But then you were brave enough to share the pain with a friend. You never dreamed that you would be so bold as to let someone else know how much you were hurting, but somehow you gained the courage to start talking about it. And all that friend said, essentially, was:
“Oh, it will be ok.”
Or something to that effect and they brushed you off or seemed embarrassed that you shared.
The last thing you want to hear when you’re hurting is that it will be ok. What you long for the most is just someone to listen. You don’t even mind if they don’t understand everything you’re going through. What you really want to hear: “I’m sorry. I can’t imagine how much that hurts.”
The Pastor’s Wife Who Needed More Than “It Will Be Ok”
Years ago, I invited a pastor’s wife into my home. I have two kitchen cabinets that hold the food storage containers and lids, water bottles, plastic wrap, sandwich bags, aluminum foil, and a few other items. As we worked in the kitchen, the pastor’s wife opened those cabinets and the look on her face hurt my feelings. She was appalled. Then disgusted. Her eyebrows went up and I felt her stifle the air of disdain that overcame her. Why, she had three kids and she would NEVER let her cabinets get in this sort of disaster! The items in these two cabinets get used constantly and when children empty the dishwasher for me, well, it’s sufficient to say those two cabinets often look like a bomb went off inside.
It might seem silly, but I felt very vulnerable. I had invited her into my home because I wanted to befriend her. Little did I know that perfectly organized kitchen cabinets were such a priority to her. I shared my home and hearth and it wasn’t good enough for her. She didn’t say anything, but that look on her face hurt me. I never was brave enough to tell her how I felt. Not long after that, she endured some severe marital heartache and I knew she needed friends. But I couldn’t overcome my fear of her disapproval.
I was sorry that our relationship was not such that I could call her up and say, “Hey, I know you are hurting. Do you need someone just to listen?” Because I knew that she needed more than “It will be ok.” I prayed for her, but when I think of her now, I wish I had done more. I could have at least sent her an email or wrote a note that let her know I was praying for her.
Your Friend Who Needs More than “It Will Be Ok”
You know why we don’t share our hearts? The same reason we don’t share our thoughts. Or our homes. Or our experiences. Because we’re afraid of being judged. That was my fear with letting the pastor’s wife come in my home. I was afraid she might judge me for dirt on the floor, or dishes in the sink, or my lack of hairstyle, or mismatched decor… So when she judged me for messy kitchen cabinets and my fear was confirmed, I had difficulty opening back up. I wish it wasn’t that way and I could have a do-over. Her family moved many miles away and I’m not in touch with her anymore. I missed my chance to show her that God is bigger than messy kitchen cabinets and his love is bigger than messy relationships.

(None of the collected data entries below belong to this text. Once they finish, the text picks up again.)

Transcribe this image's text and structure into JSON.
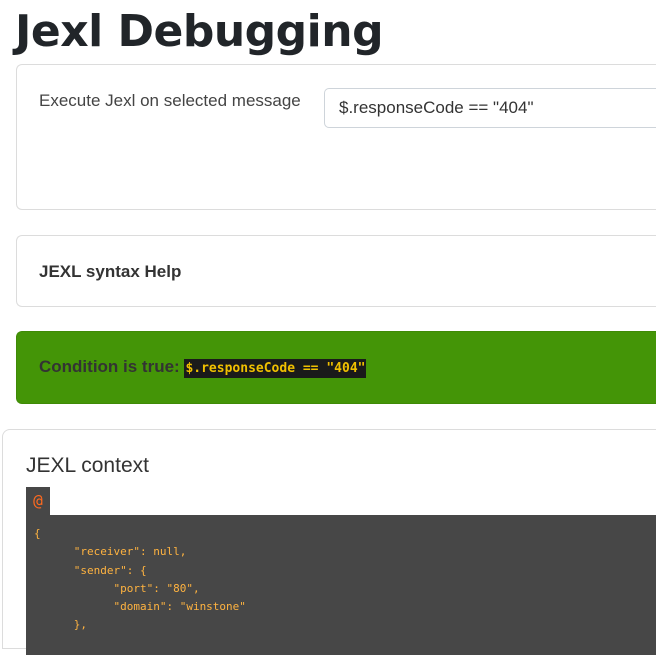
{
  "page": {
    "title": "Jexl Debugging"
  },
  "execute": {
    "label": "Execute Jexl on selected message",
    "input_value": "$.responseCode == \"404\""
  },
  "help": {
    "title": "JEXL syntax Help"
  },
  "result": {
    "prefix": "Condition is true:",
    "expression": "$.responseCode == \"404\"",
    "status_color": "#449507"
  },
  "context": {
    "title": "JEXL context",
    "root_symbol": "@",
    "json_lines": [
      "{",
      "      \"receiver\": null,",
      "      \"sender\": {",
      "            \"port\": \"80\",",
      "            \"domain\": \"winstone\"",
      "      },"
    ]
  }
}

You know someone who needs a listening ear. Today I’m asking you just to give it. Right where you are…
without judgment.
Drop your facade and let down your guard. Even if you’ve opened up and it didn’t work out.

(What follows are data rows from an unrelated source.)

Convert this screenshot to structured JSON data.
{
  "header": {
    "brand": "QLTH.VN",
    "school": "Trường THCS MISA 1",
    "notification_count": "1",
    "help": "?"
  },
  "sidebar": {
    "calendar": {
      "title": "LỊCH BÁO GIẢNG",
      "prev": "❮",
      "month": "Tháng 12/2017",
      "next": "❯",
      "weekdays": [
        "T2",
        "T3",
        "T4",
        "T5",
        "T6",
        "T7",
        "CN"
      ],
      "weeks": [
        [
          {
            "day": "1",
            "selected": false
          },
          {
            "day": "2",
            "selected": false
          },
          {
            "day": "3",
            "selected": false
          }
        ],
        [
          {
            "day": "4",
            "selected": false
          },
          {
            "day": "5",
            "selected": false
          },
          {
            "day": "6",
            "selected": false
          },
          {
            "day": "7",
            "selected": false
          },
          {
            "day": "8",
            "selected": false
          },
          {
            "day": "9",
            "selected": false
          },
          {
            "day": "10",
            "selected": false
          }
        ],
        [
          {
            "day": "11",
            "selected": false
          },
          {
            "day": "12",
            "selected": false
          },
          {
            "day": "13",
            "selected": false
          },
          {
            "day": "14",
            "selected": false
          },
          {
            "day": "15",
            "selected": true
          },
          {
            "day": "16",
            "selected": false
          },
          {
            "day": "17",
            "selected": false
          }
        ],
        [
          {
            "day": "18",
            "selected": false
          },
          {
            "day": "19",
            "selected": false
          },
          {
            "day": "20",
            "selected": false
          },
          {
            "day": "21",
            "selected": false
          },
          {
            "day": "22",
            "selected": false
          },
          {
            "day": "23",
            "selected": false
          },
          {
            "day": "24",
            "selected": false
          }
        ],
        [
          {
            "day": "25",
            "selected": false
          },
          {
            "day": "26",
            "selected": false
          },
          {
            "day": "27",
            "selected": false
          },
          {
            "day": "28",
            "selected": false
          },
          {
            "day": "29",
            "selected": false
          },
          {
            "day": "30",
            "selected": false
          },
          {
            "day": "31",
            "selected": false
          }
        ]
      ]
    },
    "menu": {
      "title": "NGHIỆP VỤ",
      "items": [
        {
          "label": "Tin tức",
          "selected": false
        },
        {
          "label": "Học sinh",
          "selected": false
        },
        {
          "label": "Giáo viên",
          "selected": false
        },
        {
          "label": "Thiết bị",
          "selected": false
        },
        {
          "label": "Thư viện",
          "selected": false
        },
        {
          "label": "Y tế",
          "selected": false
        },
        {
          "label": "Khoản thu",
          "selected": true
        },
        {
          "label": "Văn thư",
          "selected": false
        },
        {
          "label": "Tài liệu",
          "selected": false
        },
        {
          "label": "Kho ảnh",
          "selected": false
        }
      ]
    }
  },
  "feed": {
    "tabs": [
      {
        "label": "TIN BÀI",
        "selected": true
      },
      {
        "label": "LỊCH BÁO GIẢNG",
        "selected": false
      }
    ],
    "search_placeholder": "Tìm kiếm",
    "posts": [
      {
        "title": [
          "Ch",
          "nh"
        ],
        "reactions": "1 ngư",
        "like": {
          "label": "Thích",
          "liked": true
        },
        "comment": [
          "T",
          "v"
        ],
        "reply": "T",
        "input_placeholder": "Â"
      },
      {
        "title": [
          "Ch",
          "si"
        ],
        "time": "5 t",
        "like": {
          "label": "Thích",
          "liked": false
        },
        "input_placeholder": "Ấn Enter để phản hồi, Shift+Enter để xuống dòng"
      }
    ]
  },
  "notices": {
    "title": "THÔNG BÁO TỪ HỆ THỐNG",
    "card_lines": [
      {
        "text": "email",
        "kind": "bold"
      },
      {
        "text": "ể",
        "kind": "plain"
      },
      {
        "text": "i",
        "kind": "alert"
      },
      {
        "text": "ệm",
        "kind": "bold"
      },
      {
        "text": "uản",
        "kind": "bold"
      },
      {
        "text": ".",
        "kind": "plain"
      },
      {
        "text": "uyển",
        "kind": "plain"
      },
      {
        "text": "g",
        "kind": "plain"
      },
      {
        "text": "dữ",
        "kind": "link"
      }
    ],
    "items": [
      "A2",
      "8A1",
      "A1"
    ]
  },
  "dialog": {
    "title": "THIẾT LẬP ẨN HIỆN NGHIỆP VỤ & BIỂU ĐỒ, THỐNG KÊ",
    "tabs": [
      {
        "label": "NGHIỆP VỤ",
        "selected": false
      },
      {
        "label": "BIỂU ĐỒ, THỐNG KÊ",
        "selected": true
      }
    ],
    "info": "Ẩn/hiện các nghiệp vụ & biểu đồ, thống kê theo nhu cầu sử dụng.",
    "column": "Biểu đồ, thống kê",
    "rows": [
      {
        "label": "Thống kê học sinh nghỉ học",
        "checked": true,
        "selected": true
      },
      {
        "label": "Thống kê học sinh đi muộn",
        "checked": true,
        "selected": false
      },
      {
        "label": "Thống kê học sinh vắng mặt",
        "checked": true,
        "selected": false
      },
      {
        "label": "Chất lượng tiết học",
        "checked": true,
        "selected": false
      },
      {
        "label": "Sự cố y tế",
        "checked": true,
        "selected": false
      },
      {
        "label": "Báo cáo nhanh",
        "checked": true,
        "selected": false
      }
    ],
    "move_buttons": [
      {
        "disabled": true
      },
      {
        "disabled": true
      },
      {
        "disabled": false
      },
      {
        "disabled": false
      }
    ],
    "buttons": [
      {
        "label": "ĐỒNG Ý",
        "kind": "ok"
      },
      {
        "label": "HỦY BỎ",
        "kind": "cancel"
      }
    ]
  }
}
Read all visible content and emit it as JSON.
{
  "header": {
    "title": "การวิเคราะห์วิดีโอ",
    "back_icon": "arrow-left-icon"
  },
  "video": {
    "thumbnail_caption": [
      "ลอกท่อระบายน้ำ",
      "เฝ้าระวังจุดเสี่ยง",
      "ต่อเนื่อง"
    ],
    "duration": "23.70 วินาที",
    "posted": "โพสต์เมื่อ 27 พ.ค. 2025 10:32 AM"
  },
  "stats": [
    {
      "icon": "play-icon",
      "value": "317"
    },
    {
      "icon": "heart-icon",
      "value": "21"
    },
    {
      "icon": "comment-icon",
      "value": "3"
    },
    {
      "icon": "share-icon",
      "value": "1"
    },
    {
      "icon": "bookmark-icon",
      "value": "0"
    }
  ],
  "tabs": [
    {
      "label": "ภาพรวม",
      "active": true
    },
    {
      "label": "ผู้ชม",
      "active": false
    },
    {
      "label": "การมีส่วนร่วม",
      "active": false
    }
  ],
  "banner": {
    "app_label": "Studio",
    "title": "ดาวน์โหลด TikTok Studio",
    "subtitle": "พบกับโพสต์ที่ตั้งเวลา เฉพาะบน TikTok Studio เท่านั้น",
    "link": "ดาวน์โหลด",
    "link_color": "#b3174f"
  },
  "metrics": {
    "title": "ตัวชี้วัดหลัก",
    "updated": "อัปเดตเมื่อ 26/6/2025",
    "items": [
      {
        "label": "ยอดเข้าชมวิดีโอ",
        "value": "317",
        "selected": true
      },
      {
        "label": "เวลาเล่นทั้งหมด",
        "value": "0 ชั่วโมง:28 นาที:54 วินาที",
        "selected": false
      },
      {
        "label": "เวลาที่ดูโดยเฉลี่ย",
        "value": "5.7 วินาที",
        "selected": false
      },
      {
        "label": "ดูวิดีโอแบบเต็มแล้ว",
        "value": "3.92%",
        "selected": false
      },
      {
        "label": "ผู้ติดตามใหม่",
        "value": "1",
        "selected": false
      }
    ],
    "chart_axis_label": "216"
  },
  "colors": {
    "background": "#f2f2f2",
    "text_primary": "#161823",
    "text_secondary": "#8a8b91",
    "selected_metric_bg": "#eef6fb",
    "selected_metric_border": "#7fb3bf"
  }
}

Just be there for someone who needs a little more than…
“It will be ok.”
Rachel
Hey Rachel, I love your new site! It looks great and is so easy to navigate! The post today is right on. Thanks for the reminder. There’s always someone hurting in our lives. ~andy lee
Blessings Andy Lee!
This is a very timely word! I was having trouble with someone online this week and instead of reporting them I chose instead to bless them and pray for them. By simply remembering one thing my pastor had said one time, “Hurting people hurt people.” it opened up the door to a new friend. So many times we only see our own hurts and fail to see the hurting person who needs a timely hug or word of encouragement right in front of us.

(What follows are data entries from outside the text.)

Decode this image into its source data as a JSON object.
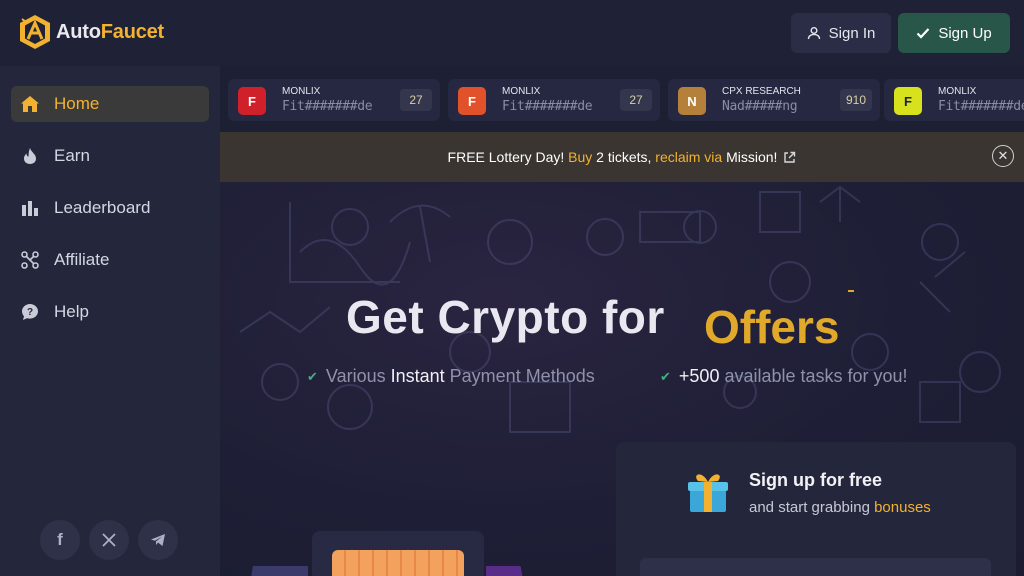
{
  "header": {
    "logo_part1": "Auto",
    "logo_part2": "Faucet",
    "signin_label": "Sign In",
    "signup_label": "Sign Up"
  },
  "sidebar": {
    "items": [
      {
        "label": "Home",
        "icon": "home-icon",
        "active": true
      },
      {
        "label": "Earn",
        "icon": "fire-icon",
        "active": false
      },
      {
        "label": "Leaderboard",
        "icon": "bar-chart-icon",
        "active": false
      },
      {
        "label": "Affiliate",
        "icon": "network-icon",
        "active": false
      },
      {
        "label": "Help",
        "icon": "help-icon",
        "active": false
      }
    ],
    "social": [
      "facebook-icon",
      "x-icon",
      "telegram-icon"
    ]
  },
  "ticker": [
    {
      "badge": "F",
      "badge_color": "#d0202a",
      "name": "MONLIX",
      "user": "Fit#######de",
      "count": "27"
    },
    {
      "badge": "F",
      "badge_color": "#e2522a",
      "name": "MONLIX",
      "user": "Fit#######de",
      "count": "27"
    },
    {
      "badge": "N",
      "badge_color": "#b5813a",
      "name": "CPX RESEARCH",
      "user": "Nad#####ng",
      "count": "910"
    },
    {
      "badge": "F",
      "badge_color": "#d7e21d",
      "name": "MONLIX",
      "user": "Fit#######de",
      "count": ""
    }
  ],
  "banner": {
    "t1": "FREE Lottery Day! ",
    "t2": "Buy",
    "t3": " 2 tickets, ",
    "t4": "reclaim via",
    "t5": " Mission!"
  },
  "hero": {
    "title": "Get Crypto for",
    "highlight": "Offers",
    "feature1_a": "Various ",
    "feature1_b": "Instant",
    "feature1_c": " Payment Methods",
    "feature2_a": "+500",
    "feature2_b": " available tasks for you!"
  },
  "signup_card": {
    "title": "Sign up for free",
    "sub_a": "and start grabbing ",
    "sub_b": "bonuses"
  },
  "colors": {
    "accent": "#f2b230",
    "signup_bg": "#28574a",
    "check": "#3fb27f"
  }
}
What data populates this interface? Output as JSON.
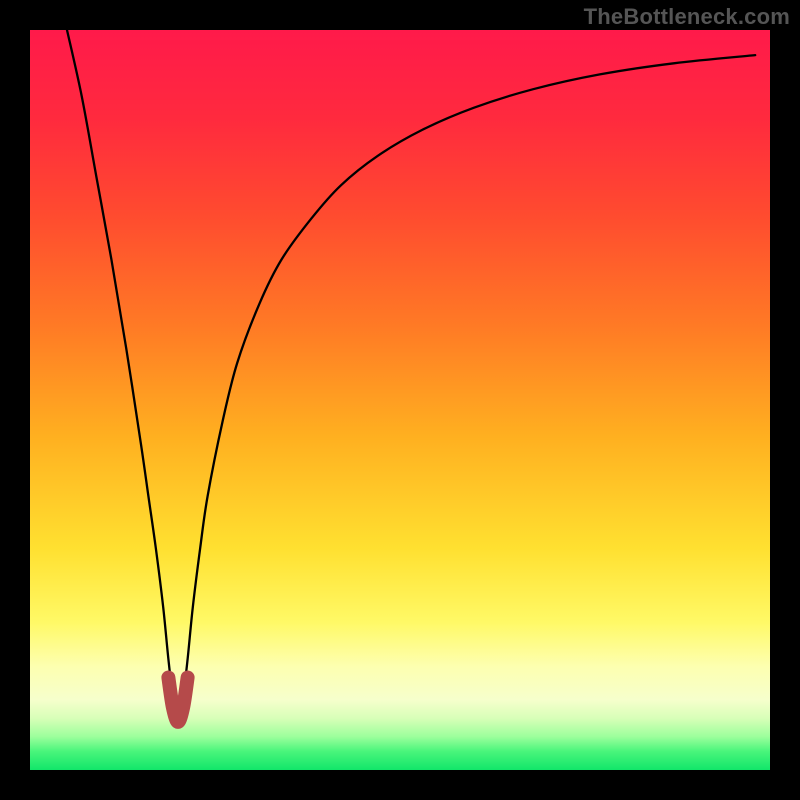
{
  "attribution": "TheBottleneck.com",
  "colors": {
    "frame": "#000000",
    "curve": "#000000",
    "marker": "#b54a4a",
    "gradient_stops": [
      {
        "offset": 0.0,
        "color": "#ff1a4a"
      },
      {
        "offset": 0.12,
        "color": "#ff2a3e"
      },
      {
        "offset": 0.25,
        "color": "#ff4b2f"
      },
      {
        "offset": 0.4,
        "color": "#ff7a25"
      },
      {
        "offset": 0.55,
        "color": "#ffb020"
      },
      {
        "offset": 0.7,
        "color": "#ffe030"
      },
      {
        "offset": 0.8,
        "color": "#fff966"
      },
      {
        "offset": 0.86,
        "color": "#fdffb0"
      },
      {
        "offset": 0.905,
        "color": "#f6ffcc"
      },
      {
        "offset": 0.93,
        "color": "#d8ffb8"
      },
      {
        "offset": 0.955,
        "color": "#9cff9c"
      },
      {
        "offset": 0.975,
        "color": "#49f57b"
      },
      {
        "offset": 1.0,
        "color": "#11e66a"
      }
    ]
  },
  "chart_data": {
    "type": "line",
    "title": "",
    "xlabel": "",
    "ylabel": "",
    "x_range": [
      0,
      100
    ],
    "y_range": [
      0,
      100
    ],
    "minimum_at_x": 20,
    "series": [
      {
        "name": "bottleneck-curve",
        "x": [
          5,
          7,
          9,
          11,
          13,
          15,
          16,
          17,
          18,
          18.7,
          19.3,
          20,
          20.7,
          21.3,
          22,
          23,
          24,
          26,
          28,
          31,
          34,
          38,
          42,
          47,
          53,
          60,
          68,
          77,
          87,
          98
        ],
        "y": [
          100,
          91,
          80,
          69,
          57,
          44,
          37,
          30,
          22,
          15,
          10,
          6.5,
          10,
          15,
          22,
          30,
          37,
          47,
          55,
          63,
          69,
          74.5,
          79,
          83,
          86.5,
          89.5,
          92,
          94,
          95.5,
          96.6
        ]
      }
    ],
    "marker": {
      "shape": "u",
      "center_x": 20,
      "points": [
        {
          "x": 18.7,
          "y": 12.5
        },
        {
          "x": 19.3,
          "y": 8.5
        },
        {
          "x": 20.0,
          "y": 6.5
        },
        {
          "x": 20.7,
          "y": 8.5
        },
        {
          "x": 21.3,
          "y": 12.5
        }
      ]
    }
  }
}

Thank you. Your words met me right where I am. I understand how it feels to just need someone willing to listen and not judge. Thank you for affirming my heart.
You touched my heart (again). My best friend today is someone who hurt me by not listening when I was sharing a deep hurt. It was totally out of character for me, I think it was desperation, but I confronted her, and told her I need you to hear me, you can’t fix it, just listen. God bless her, she did, and having someone just sit with me in my pain was a very healing experience for me. In the book of Job, his friends initially did the right thing by silently grieving with Job (then they went down the wrong path of giving advice and criticizing). I’m learning to sit quietly, and share the pain and show I care. Thank you for caring Rachel.
You always say the neatest things. They seem to touch my heart. I don’t share much with anyone, and then when I get to see a woman who is safe (far enough away not to repeat what I say), I say too much. I need to watch my mouth. I regret so much of what I say. I think some of it is Satan but I think some is my good sense of privacy. I hope you are able to do the things you say. I admire you if you are. At any rate, I admire you for wanting to do more. God Bless You!
Thanks for sharing. Too often I find myself needing to hear those words, “It will be okay.” But instead all I feel that I get is judgement.